Example: Construct the biarc associated with the triangle whose vertices are (0,0), (2,1) and (3,0) and a knot point on the first knot circle at parameter value π/2.

Solution: The function

Biarc2D[triangle,knotCircleNumber,knotCircleParameter]

as implemented above returns the required biarc.

t1=Triangle2D[p1=Point2D[{0,0}],

p2=Point2D[{2,1}],

p3=Point2D[{3,0}]];

bi1=Biarc2D[t1,1,Pi/2] //N

■

The Biarc2D functions implemented above are restrictive in the sense that the tangent vectors always point toward the apex point of the triangle and no provision is available to allow either (or both) of the tangent vectors to point away from the apex. In order to overcome this restriction we will implement a function that takes two line segments to define the biarc configuration. The line segments will define a position (the start point of the line segment) and a direction (from the start point towards the end point).

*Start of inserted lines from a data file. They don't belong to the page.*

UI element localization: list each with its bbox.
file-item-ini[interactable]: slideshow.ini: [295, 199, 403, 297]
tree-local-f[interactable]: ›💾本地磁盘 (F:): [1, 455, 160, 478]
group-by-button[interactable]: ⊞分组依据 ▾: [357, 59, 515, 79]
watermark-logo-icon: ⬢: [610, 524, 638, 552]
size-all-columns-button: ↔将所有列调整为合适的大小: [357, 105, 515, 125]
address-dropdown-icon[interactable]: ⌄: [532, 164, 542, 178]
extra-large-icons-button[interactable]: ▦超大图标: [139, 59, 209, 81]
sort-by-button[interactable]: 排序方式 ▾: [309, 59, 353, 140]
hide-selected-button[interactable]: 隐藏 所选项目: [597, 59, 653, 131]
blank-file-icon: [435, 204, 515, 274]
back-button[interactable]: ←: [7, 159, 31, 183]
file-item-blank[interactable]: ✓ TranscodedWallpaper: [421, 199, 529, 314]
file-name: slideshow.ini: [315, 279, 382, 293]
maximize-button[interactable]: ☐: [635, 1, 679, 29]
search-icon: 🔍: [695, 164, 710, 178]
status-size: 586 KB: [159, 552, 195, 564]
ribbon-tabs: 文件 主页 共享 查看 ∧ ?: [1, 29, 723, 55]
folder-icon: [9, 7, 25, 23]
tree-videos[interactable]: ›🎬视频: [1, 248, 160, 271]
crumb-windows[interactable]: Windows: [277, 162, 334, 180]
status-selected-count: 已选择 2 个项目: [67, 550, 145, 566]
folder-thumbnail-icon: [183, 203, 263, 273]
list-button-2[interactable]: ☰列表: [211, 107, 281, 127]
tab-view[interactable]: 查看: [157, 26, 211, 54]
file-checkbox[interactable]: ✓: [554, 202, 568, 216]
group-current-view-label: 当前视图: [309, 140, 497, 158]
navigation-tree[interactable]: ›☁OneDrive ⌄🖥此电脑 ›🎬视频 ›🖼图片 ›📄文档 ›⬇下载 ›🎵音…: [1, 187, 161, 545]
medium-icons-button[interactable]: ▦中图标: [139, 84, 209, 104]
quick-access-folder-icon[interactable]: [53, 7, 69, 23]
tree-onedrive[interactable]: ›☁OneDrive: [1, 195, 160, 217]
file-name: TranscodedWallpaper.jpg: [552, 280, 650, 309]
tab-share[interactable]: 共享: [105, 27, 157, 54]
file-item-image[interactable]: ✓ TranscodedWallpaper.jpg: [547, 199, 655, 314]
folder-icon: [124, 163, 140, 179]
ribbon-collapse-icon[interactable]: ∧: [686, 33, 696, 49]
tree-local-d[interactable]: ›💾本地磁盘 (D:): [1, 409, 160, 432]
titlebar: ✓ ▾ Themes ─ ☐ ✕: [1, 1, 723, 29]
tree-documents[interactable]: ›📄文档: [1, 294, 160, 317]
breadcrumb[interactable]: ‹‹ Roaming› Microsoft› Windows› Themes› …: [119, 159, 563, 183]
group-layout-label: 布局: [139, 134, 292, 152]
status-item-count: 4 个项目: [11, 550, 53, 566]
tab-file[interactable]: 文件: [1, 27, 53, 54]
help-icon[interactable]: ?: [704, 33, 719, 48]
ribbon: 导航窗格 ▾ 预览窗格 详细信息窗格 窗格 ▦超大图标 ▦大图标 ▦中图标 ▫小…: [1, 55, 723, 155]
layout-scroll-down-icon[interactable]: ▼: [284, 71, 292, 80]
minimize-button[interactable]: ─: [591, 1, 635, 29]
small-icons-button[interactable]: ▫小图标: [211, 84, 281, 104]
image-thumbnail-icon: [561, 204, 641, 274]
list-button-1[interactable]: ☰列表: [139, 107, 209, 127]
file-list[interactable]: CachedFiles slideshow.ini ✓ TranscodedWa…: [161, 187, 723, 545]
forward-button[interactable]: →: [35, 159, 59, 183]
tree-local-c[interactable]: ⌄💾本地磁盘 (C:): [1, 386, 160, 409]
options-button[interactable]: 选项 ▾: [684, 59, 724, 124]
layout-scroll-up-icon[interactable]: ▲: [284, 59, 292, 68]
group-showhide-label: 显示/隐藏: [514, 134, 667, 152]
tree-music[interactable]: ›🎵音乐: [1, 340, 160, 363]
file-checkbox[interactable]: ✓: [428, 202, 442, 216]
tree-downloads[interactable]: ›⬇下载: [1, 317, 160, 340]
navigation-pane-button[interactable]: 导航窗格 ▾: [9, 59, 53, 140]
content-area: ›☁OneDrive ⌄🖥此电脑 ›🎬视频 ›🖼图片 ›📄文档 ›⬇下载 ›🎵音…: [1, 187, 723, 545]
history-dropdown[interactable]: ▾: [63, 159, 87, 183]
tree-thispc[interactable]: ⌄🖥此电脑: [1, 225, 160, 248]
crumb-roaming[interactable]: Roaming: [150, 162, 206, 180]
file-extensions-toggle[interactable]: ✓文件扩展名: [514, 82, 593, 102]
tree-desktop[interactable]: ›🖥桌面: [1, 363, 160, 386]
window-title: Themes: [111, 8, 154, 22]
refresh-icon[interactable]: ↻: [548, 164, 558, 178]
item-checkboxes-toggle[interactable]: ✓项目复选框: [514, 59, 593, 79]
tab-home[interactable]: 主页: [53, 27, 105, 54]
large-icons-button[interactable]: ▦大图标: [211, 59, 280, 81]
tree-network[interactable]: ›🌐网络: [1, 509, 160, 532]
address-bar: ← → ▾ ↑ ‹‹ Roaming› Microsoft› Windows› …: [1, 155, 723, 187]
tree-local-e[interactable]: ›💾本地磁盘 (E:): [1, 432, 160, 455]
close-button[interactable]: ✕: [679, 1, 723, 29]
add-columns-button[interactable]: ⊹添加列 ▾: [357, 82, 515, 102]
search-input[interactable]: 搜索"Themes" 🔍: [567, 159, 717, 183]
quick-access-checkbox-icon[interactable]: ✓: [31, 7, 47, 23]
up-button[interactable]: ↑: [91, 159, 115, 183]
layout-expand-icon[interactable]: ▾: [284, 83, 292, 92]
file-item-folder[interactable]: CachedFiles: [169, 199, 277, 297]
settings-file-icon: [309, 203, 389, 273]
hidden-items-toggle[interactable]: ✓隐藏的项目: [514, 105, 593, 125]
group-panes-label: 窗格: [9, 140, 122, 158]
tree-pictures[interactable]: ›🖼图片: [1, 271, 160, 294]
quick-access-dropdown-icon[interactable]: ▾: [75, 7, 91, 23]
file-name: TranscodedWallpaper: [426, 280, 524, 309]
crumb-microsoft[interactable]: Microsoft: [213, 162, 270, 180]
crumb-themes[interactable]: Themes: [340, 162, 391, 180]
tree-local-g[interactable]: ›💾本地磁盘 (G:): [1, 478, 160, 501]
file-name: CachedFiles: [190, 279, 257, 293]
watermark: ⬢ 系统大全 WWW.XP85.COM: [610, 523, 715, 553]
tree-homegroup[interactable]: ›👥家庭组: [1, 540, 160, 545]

(*1*) Biarc2D[Segment2D[p0:{x0_,y0_},d0:{u0_,v0_}],

(*2*) Segment2D[p1:{x1_,y1_},d1:{u1_,v1_}],

(*3*) ptK:Point2D[{xk_,yk_}]] :=

(*4*) {Arc2D[{Point2D[p0],Point2D[d0]},ptK],

(*5*) Arc2D[ptK,{Point2D[p1],Point2D[d1]}]};

(*1*) Biarc2D[L0:Segment2D[p0:{x0_,y0_},d0:{u0_,v0_}],

(*2*) L1:Segment2D[p1:{x1_,y1_},d1:{u1_,v1_}],

(*3*) knotCircleNumber_Integer,

(*4*) knotCircleParameter_?IsScalar2D] :=

(*5*) Module[{ptA,t1,kc,ptK},

(*6*) ptA=Point2D[Line2D[L0],Line2D[L1]];

(*7*) t1=Triangle2D[p0,Coordinates2D[ptA],p1];

(*8*) kc=KnotCircles2D[t1][[knotCircleNumber]];

(*9*) ptK=Point2D[kc[knotCircleParameter]];

(*10*) Biarc2D[L0,L1,ptK] ];

These Biarc2D functions are parallel implementations of the previous two, except two line segments are used to define the biarc configuration instead of a triangle.

Example: Given a biarc configuration defined by the line segments from (0,0) to (-3,2) and from (3,0) to (4,-2) construct a set of biarcs whose knot points are on knot circle 1 at parameter values π/3, π/2 and 2π/3.

Solution: Use the function Biarc2D whose implementation is provided above.

ls0=Segment2D[{0,0},{-3,2}] //N;

ls1=Segment2D[{3,0},{4,-2}] //N;

bi1=Map[(Biarc2D[ls0,ls1,1,#] //N)&,{Pi/6,Pi/2,5Pi/6}];

Map[(Print[Sketch2D[{ls0,ls1,#}]])&,bi1];

■

Building on these basic Mathematica programs for computing biarcs, more elaborate construction functions could be provided. For example, we might write a function that attempts to automatically select the knot point based on some minimization criteria; or we might attempt to construct biarcs that have no reversal of curvature at the knot point (i.e. the carrier circles are internally tangent to each other). Another interesting exercise is to devise a strategy for connecting a predefined set of points with a smooth, piecewise curve consisting of biarcs.

Explorations [Top]

Incenter on Knot Circle. [knotin.html]

Show that the incenter of a triangle (the center point of the circle inscribed in the triangle) is on one of the knot circles for the biarc configuration defined by the triangle.